J’étais en train de lire une histoire à mon fils de cinq ans lorsqu’il m’a soudainement regardé les yeux pleins de larmes et a commencé à me supplier de ne pas amener un frère ou une sœur à la maison. Pourquoi pas ? Parce qu’alors il aurait tout.
Pour commencer, je devrais probablement dire que ma deuxième grossesse a été une grande surprise pour mon mari et moi. Après la naissance de mon fils, tous les médecins ont dit que je n’aurais pas d’autres enfants, et puis soudain, j’ai été de nouveau enceinte. Lorsque nous l’avons découvert, il était déjà treize semaines, il n’y avait rien à faire. Mais c’était comme si mon mari m’en voulait d’avoir un deuxième enfant. Il y avait un froid entre nous après la nouvelle. Seul mon fils était excité au début. Il était si excité qu’il m’a promis de m’aider avec le bébé. Il avait entendu et vu que certains enfants de son groupe au jardin d’enfants avaient aussi des frères et sœurs, alors il voulait le faire.
Mon mari était hors de la compagnie de ceux qui attendaient, il faisait tout pour moi comme une faveur, et en même temps il opposait son fils au futur enfant. Je ne sais pas exactement comment et ce qu’il a dit à mon fils, de quelles horreurs il l’a intimidé, lui prouvant que nous cesserions de l’aimer après la naissance du deuxième enfant, mais le fait est que mon fils a pleuré parce qu’il ne veut plus voir personne dans notre famille.
Je suis sûre que c’est mon mari, car d’autres personnes autour de nous me soutiennent. Même ma belle-mère, et elle est contente. Et seul mon mari est furieux.

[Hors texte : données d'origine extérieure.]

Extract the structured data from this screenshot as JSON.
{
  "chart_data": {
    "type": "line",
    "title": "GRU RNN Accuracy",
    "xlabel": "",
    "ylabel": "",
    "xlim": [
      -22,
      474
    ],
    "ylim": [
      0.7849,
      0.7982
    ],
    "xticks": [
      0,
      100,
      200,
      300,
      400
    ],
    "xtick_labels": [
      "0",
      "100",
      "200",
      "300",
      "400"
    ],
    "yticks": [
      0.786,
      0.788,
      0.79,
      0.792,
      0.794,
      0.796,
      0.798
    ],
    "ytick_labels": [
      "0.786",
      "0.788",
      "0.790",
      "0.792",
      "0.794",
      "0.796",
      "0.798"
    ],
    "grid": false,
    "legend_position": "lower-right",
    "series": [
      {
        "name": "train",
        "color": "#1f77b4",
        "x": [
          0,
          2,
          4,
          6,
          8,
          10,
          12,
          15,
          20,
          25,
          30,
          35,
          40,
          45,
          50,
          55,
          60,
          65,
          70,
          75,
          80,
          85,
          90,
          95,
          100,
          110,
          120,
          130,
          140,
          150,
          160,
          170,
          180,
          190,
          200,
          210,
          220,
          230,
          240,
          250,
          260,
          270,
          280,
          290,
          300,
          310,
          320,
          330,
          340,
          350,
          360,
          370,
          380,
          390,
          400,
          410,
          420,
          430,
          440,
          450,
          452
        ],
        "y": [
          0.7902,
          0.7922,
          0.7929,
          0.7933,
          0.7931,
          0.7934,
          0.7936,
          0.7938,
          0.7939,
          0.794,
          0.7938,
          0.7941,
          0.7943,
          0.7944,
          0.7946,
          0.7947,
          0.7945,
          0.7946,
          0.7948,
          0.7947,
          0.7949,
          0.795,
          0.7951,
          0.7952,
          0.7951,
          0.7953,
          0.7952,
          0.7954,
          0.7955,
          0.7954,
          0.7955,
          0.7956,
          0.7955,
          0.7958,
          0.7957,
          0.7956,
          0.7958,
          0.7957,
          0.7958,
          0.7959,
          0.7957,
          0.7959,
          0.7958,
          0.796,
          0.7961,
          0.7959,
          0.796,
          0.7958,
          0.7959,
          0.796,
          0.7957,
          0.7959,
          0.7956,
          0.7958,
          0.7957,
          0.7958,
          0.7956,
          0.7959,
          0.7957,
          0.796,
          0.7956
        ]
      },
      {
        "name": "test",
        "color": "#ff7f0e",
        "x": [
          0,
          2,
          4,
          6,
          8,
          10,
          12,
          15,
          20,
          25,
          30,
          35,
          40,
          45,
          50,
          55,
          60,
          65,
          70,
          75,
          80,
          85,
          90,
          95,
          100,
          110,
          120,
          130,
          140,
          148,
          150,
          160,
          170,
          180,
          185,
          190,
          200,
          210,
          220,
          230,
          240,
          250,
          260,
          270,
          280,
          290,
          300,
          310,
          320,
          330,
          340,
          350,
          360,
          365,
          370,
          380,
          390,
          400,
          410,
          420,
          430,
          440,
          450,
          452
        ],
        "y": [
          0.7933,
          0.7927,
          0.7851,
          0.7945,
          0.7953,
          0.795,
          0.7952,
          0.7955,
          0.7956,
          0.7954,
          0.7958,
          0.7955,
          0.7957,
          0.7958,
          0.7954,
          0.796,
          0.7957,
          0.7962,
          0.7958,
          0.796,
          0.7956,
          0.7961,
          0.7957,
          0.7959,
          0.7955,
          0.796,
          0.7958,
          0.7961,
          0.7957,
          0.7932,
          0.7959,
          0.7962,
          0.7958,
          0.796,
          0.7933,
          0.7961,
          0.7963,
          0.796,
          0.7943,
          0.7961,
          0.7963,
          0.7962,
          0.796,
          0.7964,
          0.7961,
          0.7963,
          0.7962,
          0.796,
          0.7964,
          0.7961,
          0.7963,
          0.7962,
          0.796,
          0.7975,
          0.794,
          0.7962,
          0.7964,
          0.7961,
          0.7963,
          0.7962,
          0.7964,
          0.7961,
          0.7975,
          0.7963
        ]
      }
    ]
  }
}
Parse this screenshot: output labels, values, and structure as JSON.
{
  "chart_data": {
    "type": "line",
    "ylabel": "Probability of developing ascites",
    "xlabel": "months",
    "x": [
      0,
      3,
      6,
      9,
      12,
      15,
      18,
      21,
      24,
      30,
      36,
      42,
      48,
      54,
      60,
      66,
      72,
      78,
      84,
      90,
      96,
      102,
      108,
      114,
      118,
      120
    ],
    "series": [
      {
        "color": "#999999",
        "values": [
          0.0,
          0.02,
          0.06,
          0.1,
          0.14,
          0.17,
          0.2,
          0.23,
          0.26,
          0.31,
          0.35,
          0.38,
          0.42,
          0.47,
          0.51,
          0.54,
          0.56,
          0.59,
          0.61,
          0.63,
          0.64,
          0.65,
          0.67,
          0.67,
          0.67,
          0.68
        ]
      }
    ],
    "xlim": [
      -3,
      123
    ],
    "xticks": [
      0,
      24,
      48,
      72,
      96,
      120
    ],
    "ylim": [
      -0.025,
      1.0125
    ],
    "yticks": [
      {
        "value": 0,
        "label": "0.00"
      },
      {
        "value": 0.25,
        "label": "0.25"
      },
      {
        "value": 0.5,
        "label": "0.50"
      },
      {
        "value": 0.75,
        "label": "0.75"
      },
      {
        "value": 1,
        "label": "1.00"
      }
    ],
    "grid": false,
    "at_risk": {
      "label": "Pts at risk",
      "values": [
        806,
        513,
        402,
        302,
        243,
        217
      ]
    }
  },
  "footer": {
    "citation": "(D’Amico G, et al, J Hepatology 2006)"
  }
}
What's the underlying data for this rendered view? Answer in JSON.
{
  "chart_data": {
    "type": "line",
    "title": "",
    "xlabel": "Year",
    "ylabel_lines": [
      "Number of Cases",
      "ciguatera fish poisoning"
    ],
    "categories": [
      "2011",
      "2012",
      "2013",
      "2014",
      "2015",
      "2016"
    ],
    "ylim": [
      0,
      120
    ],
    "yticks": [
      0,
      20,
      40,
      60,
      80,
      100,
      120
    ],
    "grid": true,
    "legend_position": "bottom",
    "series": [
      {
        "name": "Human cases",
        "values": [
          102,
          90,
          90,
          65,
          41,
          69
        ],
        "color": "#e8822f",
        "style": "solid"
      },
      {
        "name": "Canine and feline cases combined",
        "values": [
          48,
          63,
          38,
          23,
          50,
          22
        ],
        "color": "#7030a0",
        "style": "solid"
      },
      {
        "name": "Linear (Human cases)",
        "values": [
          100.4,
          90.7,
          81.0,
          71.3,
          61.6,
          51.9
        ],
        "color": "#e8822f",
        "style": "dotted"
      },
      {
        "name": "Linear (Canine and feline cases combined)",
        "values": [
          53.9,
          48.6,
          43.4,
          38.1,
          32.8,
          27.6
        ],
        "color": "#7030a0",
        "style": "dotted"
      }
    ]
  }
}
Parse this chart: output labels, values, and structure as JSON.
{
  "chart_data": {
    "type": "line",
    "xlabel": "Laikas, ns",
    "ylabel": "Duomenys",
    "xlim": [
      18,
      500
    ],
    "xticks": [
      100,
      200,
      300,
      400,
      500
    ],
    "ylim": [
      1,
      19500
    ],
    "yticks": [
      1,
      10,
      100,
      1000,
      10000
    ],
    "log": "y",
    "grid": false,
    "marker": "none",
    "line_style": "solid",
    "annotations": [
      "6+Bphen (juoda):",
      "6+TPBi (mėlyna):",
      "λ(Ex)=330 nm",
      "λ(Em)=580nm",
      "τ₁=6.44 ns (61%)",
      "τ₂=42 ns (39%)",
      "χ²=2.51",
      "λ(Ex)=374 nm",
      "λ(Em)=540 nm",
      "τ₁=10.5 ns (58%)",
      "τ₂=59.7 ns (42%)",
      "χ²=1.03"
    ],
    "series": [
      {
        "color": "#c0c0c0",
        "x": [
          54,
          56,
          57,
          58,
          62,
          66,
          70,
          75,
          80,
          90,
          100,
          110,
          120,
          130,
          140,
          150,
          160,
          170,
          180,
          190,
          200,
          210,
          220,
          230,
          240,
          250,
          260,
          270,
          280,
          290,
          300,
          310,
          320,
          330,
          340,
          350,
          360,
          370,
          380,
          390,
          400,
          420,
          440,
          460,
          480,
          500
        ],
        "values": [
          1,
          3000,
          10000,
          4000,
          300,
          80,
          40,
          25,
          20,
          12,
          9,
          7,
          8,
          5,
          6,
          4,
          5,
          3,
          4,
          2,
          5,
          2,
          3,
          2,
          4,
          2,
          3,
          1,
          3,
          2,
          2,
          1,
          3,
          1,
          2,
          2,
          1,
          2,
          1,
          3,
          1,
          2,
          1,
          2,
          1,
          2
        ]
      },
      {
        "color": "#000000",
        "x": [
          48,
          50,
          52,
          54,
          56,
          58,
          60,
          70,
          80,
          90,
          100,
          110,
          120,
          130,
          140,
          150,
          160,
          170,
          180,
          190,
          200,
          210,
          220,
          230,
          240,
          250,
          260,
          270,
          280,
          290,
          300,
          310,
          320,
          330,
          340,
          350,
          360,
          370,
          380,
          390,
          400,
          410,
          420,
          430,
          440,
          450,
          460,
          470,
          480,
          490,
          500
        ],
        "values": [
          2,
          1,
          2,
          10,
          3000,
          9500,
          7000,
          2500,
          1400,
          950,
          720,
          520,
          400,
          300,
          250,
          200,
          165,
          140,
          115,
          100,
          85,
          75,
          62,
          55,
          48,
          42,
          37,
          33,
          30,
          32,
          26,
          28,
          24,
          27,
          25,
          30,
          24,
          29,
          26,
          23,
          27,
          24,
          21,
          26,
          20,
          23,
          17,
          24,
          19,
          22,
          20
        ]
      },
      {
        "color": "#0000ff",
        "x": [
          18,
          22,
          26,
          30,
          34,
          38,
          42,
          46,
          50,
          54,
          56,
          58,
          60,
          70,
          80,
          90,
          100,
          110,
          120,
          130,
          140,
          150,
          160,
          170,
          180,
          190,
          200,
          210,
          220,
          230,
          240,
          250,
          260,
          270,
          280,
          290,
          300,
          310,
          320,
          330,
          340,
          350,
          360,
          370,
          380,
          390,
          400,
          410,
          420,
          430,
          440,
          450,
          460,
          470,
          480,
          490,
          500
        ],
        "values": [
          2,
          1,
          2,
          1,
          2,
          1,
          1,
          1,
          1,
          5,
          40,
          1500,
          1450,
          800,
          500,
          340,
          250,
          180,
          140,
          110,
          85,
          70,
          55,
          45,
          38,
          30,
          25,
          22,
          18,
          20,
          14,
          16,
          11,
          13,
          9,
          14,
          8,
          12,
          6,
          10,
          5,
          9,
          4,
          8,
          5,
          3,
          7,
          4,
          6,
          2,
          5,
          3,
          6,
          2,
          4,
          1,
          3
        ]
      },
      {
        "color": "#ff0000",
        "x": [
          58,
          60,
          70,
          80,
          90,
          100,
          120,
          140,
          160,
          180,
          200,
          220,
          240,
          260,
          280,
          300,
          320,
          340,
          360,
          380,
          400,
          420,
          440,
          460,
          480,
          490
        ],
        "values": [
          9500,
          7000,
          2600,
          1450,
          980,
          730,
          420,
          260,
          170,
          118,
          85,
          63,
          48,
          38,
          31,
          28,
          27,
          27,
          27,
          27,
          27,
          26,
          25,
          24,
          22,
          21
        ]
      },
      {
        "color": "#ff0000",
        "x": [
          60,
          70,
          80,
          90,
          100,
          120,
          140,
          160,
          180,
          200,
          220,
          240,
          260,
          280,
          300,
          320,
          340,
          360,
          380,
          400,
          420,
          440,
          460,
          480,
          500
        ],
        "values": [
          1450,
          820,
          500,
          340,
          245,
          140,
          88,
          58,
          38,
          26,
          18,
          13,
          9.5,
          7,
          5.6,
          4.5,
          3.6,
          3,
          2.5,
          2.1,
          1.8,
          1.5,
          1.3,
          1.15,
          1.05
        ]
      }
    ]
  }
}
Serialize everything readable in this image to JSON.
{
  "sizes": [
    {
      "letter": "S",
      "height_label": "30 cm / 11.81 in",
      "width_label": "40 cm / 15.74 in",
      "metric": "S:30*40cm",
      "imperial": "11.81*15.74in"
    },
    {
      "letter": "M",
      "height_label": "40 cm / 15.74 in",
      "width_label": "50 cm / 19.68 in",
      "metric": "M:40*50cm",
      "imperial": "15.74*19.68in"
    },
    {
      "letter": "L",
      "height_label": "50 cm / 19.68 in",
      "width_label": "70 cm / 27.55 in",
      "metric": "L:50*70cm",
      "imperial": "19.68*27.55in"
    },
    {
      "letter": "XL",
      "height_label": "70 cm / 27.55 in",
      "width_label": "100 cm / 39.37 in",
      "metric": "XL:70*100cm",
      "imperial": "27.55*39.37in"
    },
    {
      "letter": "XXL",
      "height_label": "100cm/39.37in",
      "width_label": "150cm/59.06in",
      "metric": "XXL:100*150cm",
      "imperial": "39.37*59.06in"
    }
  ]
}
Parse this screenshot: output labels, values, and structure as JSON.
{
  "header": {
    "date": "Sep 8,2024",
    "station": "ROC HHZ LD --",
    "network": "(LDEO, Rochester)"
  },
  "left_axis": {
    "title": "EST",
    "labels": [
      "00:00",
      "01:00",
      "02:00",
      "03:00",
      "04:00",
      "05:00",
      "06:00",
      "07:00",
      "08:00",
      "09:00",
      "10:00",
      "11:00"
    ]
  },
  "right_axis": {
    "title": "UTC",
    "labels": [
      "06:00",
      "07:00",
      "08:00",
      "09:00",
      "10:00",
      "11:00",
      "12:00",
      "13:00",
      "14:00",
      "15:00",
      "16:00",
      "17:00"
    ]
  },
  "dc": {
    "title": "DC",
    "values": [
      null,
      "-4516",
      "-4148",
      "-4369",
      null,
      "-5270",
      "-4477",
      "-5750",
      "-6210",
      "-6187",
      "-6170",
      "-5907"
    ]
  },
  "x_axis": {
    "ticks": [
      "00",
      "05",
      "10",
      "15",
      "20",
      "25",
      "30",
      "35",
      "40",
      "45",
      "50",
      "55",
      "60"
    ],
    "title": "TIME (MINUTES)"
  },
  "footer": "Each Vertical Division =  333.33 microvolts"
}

Et comment convaincre un petit enfant que personne ne l’oubliera ? Surtout que juste après la naissance, je serai très occupée, donc je pourrai passer moins de temps avec mon fils. Mes propres mains tremblent quand j’imagine que tout va empirer après la naissance du bébé. C’est comme si je regrettais déjà moi-même cette grossesse. J’espère que mon mari changera d’avis quand il verra le bébé, et que mon fils changera d’avis, mais que se passera-t-il s’il ne le fait pas ? Et si personne n’est là pour moi pendant ces heures difficiles ? Et les choses ne feraient qu’empirer par la suite.